Thanks!! Now it is all making sense! In a past project, I used a 128K RAM MK20 with the -D_MK20DX256 flag and it worked. From that I incorrectly (stupidly, I guess) assumed that flag didn’t matter for the general MK20 family.
Anyway, I tried using the MK20DX128 flag and for some reason I lost the serial monitor but I added an LED to “count” allocations and found it went from 6 to 15 which is getting about 5K back as expected.
I didn’t follow-up to find out why the serial port went away. Instead, I went back to the 256K flag and started editing mk20dx128.c and changed the stack margin to 1024 for that flag. Look what I got… it is now using the other SRAM bank!
I went back to my test program and with the change to mk20dx128.c, that works now. The real application now works as well.
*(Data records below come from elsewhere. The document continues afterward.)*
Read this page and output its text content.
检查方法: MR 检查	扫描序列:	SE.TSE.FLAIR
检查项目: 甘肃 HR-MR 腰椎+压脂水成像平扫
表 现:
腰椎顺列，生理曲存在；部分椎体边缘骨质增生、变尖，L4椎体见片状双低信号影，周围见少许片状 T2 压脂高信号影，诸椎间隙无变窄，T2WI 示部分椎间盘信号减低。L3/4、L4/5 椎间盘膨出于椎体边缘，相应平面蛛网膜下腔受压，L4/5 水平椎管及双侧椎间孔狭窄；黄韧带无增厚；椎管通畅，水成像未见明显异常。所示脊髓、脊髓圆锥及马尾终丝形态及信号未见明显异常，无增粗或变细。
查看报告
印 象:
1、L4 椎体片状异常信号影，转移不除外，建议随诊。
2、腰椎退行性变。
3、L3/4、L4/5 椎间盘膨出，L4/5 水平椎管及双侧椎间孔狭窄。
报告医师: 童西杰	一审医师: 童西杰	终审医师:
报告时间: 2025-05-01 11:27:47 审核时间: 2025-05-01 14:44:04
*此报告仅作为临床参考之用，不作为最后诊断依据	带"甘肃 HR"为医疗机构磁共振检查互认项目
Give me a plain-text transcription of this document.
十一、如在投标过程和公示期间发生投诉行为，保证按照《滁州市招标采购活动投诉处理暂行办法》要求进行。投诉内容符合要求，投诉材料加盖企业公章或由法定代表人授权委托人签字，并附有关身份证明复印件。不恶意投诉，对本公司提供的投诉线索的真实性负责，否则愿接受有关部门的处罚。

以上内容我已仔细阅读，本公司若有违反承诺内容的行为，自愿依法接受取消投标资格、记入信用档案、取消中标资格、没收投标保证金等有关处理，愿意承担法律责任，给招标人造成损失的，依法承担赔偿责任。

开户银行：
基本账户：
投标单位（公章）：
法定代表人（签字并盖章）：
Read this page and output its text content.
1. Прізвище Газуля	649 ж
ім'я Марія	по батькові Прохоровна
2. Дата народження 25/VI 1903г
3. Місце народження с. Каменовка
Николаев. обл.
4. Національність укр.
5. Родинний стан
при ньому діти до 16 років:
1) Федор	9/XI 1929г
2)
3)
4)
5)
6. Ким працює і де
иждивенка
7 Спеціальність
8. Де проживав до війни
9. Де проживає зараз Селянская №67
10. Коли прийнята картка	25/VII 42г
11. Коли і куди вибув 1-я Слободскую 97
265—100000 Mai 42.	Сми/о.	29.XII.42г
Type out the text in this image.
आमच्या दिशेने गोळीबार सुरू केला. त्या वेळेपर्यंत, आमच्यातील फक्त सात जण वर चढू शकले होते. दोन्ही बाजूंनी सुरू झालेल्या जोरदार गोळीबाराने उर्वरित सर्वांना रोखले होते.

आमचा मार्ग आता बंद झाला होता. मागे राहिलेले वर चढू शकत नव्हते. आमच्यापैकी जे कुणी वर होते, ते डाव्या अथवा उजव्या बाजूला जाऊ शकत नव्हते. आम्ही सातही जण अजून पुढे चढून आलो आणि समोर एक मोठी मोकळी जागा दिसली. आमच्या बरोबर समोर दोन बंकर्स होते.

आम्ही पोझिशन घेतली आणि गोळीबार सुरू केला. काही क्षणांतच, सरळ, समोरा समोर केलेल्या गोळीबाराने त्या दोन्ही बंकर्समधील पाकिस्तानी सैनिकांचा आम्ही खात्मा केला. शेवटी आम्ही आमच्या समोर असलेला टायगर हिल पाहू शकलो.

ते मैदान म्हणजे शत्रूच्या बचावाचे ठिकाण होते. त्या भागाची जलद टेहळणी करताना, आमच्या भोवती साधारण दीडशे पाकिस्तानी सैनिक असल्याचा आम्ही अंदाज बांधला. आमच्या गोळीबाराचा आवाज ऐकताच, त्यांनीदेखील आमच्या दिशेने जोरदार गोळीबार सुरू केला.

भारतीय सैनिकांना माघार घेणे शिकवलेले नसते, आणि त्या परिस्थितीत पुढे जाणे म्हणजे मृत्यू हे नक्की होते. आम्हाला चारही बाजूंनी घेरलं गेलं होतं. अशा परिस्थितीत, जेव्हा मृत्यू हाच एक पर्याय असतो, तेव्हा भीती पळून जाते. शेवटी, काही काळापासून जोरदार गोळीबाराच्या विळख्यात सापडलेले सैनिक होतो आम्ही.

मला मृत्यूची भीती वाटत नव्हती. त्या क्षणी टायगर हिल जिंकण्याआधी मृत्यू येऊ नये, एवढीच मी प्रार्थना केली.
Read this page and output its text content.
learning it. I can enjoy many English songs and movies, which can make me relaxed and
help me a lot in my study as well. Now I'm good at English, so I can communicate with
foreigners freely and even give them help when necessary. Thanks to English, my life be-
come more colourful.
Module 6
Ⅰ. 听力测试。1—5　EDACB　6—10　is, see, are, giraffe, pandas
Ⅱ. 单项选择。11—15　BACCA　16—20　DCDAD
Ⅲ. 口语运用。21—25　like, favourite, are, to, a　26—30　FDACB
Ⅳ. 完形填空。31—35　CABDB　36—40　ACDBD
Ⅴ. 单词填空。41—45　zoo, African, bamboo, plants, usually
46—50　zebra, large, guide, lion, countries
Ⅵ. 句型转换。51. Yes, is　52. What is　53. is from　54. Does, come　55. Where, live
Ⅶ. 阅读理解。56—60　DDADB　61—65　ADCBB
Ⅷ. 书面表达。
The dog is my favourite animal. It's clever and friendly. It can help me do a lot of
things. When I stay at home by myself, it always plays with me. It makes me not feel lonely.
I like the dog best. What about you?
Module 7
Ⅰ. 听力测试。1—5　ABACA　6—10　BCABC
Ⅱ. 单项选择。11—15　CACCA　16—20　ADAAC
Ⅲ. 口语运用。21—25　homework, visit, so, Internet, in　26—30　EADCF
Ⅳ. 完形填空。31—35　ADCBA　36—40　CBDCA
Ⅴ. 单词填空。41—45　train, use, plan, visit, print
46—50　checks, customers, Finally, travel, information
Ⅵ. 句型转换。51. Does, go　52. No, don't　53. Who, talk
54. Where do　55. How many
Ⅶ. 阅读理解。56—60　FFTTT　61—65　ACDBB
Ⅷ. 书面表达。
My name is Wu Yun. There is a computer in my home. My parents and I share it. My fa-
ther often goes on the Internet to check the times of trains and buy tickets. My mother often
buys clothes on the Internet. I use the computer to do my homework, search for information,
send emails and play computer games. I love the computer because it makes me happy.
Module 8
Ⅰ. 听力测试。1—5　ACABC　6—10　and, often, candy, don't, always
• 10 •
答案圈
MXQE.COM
So now the question is how do I use this “special” version of mk20dx128.c ?? I don’t want to modify the platform. I changed mk20dx128.c back to original and put the edited version in the project src folder. That seems to work. Is doing it that way legitimate?
Well since the code is using that you can also just add a specific value definition to that with build_flags, .i.e, build_flags = -DSTACK_MARGIN=1024. You can also put it in the extra_flags of your board definition if you always want to use that with the board. Then no framework files have to be modified.